Getting more green around us all

Durie says that as the community starts to express its need for nature and demand more of it around us, politics, government and infrastructure will “have to fall in line”.

“We expect and deserve more green space.”

He says we need to “spread out a little bit” to achieve it, not by expanding our existing cities endlessly, but by getting in on a “grassroots level” and planning laterally for more jobs to be located in small towns and regional areas.

He is currently working with a few companies on the design of a low-cost prefabricated home someone can put on an affordable block in a country town to get a foothold in home ownership.

“With technology, people can work anywhere, we don’t all need to live in the city.”

Call centres, for example, could be located in country areas within Australia instead of offshore.

“It’s a concept Australia needs to think about really carefully.

“No-one in Australia likes to call an Australian company and deal with someone offshore.”

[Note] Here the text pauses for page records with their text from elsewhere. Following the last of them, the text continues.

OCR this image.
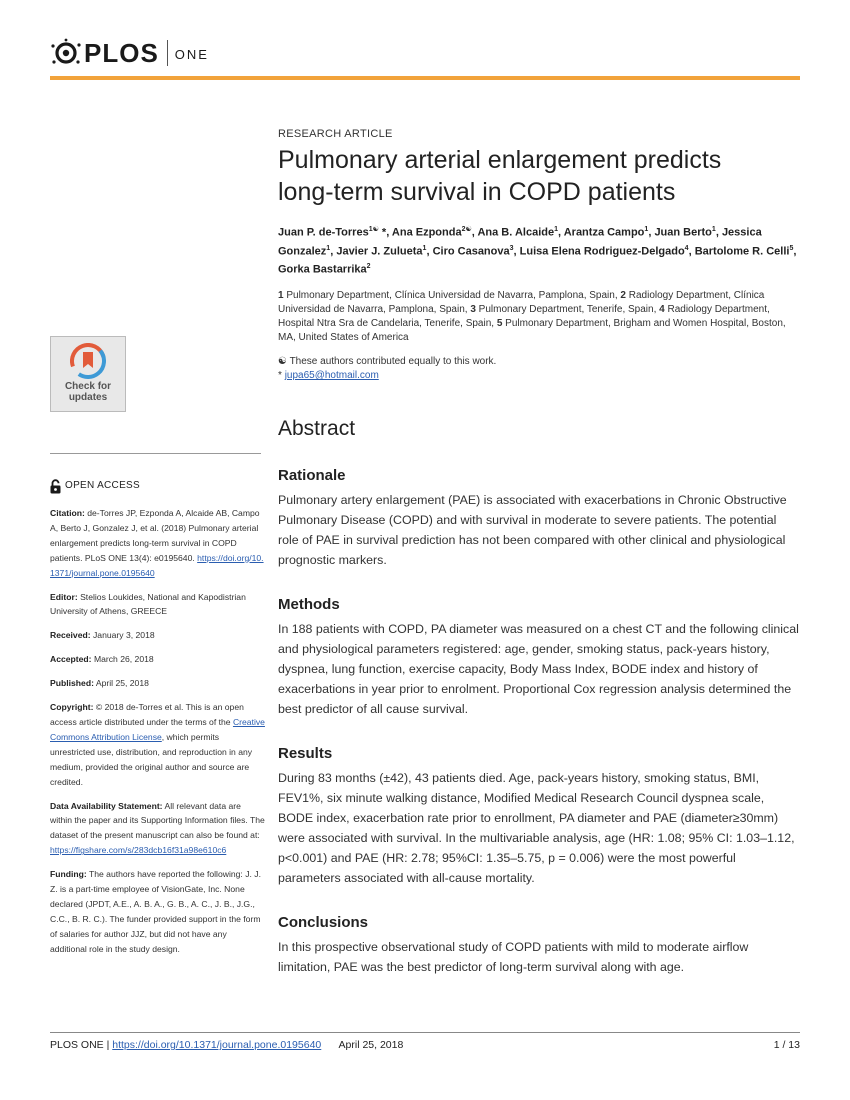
PLOS ONE
Check for
updates
OPEN ACCESS
Citation: de-Torres JP, Ezponda A, Alcaide AB, Campo A, Berto J, Gonzalez J, et al. (2018) Pulmonary arterial enlargement predicts long-term survival in COPD patients. PLoS ONE 13(4): e0195640. https://doi.org/10.1371/journal.pone.0195640
Editor: Stelios Loukides, National and Kapodistrian University of Athens, GREECE
Received: January 3, 2018
Accepted: March 26, 2018
Published: April 25, 2018
Copyright: © 2018 de-Torres et al. This is an open access article distributed under the terms of the Creative Commons Attribution License, which permits unrestricted use, distribution, and reproduction in any medium, provided the original author and source are credited.
Data Availability Statement: All relevant data are within the paper and its Supporting Information files. The dataset of the present manuscript can also be found at: https://figshare.com/s/283dcb16f31a98e610c6
Funding: The authors have reported the following: J. J. Z. is a part-time employee of VisionGate, Inc. None declared (JPDT, A.E., A. B. A., G. B., A. C., J. B., J.G., C.C., B. R. C.). The funder provided support in the form of salaries for author JJZ, but did not have any additional role in the study design.
RESEARCH ARTICLE
Pulmonary arterial enlargement predicts
long-term survival in COPD patients
Juan P. de-Torres$^{1☯}$ *, Ana Ezponda$^{2☯}$, Ana B. Alcaide$^1$, Arantza Campo$^1$, Juan Berto$^1$, Jessica Gonzalez$^1$, Javier J. Zulueta$^1$, Ciro Casanova$^3$, Luisa Elena Rodriguez-Delgado$^4$, Bartolome R. Celli$^5$, Gorka Bastarrika$^2$
1 Pulmonary Department, Clínica Universidad de Navarra, Pamplona, Spain, 2 Radiology Department, Clínica Universidad de Navarra, Pamplona, Spain, 3 Pulmonary Department, Tenerife, Spain, 4 Radiology Department, Hospital Ntra Sra de Candelaria, Tenerife, Spain, 5 Pulmonary Department, Brigham and Women Hospital, Boston, MA, United States of America
☯ These authors contributed equally to this work.
* jupa65@hotmail.com
Abstract
Rationale

Pulmonary artery enlargement (PAE) is associated with exacerbations in Chronic Obstructive Pulmonary Disease (COPD) and with survival in moderate to severe patients. The potential role of PAE in survival prediction has not been compared with other clinical and physiological prognostic markers.

Methods

In 188 patients with COPD, PA diameter was measured on a chest CT and the following clinical and physiological parameters registered: age, gender, smoking status, pack-years history, dyspnea, lung function, exercise capacity, Body Mass Index, BODE index and history of exacerbations in year prior to enrolment. Proportional Cox regression analysis determined the best predictor of all cause survival.

Results

During 83 months (±42), 43 patients died. Age, pack-years history, smoking status, BMI, FEV1%, six minute walking distance, Modified Medical Research Council dyspnea scale, BODE index, exacerbation rate prior to enrollment, PA diameter and PAE (diameter≥30mm) were associated with survival. In the multivariable analysis, age (HR: 1.08; 95% CI: 1.03–1.12, p<0.001) and PAE (HR: 2.78; 95%CI: 1.35–5.75, p = 0.006) were the most powerful parameters associated with all-cause mortality.

Conclusions

In this prospective observational study of COPD patients with mild to moderate airflow limitation, PAE was the best predictor of long-term survival along with age.

PLOS ONE | https://doi.org/10.1371/journal.pone.0195640 April 25, 2018	1 / 13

Companies have been “giving away jobs” to overseas because of they have been conditioned to think Australian labour is more expensive and must live in the city.

“But if the cost of living lowers for people, the cost of labour wouldn’t need to be so high.”

Durie will be discussing biomimicry and nature-inspired design next week at the ThinkWest festival in Melbourne.

It’s not a topic he’s always been able to go public about. He says that in all of the 52 or so TV shows he has done in the USA, Australia and Asia, he has always been told not to use the words “eco” or “environmental.”

“My producer always says to me, ‘that won’t rate mate’.”